Our supersized investments in medical care have been mostly at the expense of investments in public health and human services. The U.S. has the lowest percentage of GDP spent on human services among the 28 OECD countries which spend more than 15% of their GDP on the combination of medical care and human services. Yet, it is these investments in public health and human services that are proving to be the most effective in improving health. Moreover, the huge investments in high-tech medical care has also lead to lost opportunity costs by stifling investments in education, housing, transportation and other social determinants of health.
As I sat in the room listening to how we need to create a new 21st century approach to protecting and improving health, I thought back to the Mormon and Utah history I learned during my three years in that unique state. On July 24, 1847, Brigham Young, sick with Rocky Mountain Spotted Fever, saw in the distance the Salt Lake Valley for the first time. Remembering an earlier vision about leading his followers to a place where they could "make the desert blossom like a rose," he proclaimed from the back of his wagon, "It is enough. This is the right place. Drive on." The Latter Day Saints did just that, they drove into the valley and helped make Young’s vision a reality.
The comments and questions from the senior deputies and legislative liaisons from state health departments throughout the country, made me aware that they were in one respect in the same place, both literally and figuratively, as Brigham Young. They understood that we’ve got enough data to know what creates health; that we’ve invested enough in the health care path we’ve taken over the last 40 years; that we know what needs to change to improve our health status; and that we don’t have to look further for the time and place to start. The question they had was how to instigate those changes? How do we invest in and implement a “health in all policies” approach that addresses the physical, emotional, environmental, and social determinants of health?

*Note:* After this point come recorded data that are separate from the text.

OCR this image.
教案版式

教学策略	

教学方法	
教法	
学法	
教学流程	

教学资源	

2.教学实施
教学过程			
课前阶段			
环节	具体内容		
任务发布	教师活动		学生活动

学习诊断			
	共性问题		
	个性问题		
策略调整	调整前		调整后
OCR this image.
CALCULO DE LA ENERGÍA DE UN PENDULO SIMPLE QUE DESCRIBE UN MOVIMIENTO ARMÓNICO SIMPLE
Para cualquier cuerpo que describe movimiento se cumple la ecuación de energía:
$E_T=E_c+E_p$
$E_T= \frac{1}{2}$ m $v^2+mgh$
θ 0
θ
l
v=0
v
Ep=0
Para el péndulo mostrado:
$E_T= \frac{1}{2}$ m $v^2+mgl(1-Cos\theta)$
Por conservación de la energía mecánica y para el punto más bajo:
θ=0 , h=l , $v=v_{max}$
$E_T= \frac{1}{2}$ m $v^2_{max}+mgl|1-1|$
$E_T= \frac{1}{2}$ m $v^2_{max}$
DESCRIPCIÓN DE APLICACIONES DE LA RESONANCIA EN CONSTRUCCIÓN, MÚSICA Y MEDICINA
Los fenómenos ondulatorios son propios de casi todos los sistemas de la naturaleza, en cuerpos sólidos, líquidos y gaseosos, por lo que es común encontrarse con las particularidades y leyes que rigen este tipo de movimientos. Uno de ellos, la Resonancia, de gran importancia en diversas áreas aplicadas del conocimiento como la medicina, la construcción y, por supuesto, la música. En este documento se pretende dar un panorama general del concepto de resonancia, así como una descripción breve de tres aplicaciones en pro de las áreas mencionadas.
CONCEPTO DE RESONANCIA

From what I heard last week in Salt Lake City and what I’m observing throughout Minnesota and the rest of the country, people are answering those questions. There is a growing consensus that, relative to our investment in health care, “it is enough.” There is a recognition that change needs to occur in the states because “this is the right place.”
The place and time are right to make our health deserts bloom so let’s “drive on” to create the policies, systems, programs, and conditions in which all people can be healthy. It’s a great time for you and me to be in public health and help shape the vision and the direction for all 21stcentury health pioneers.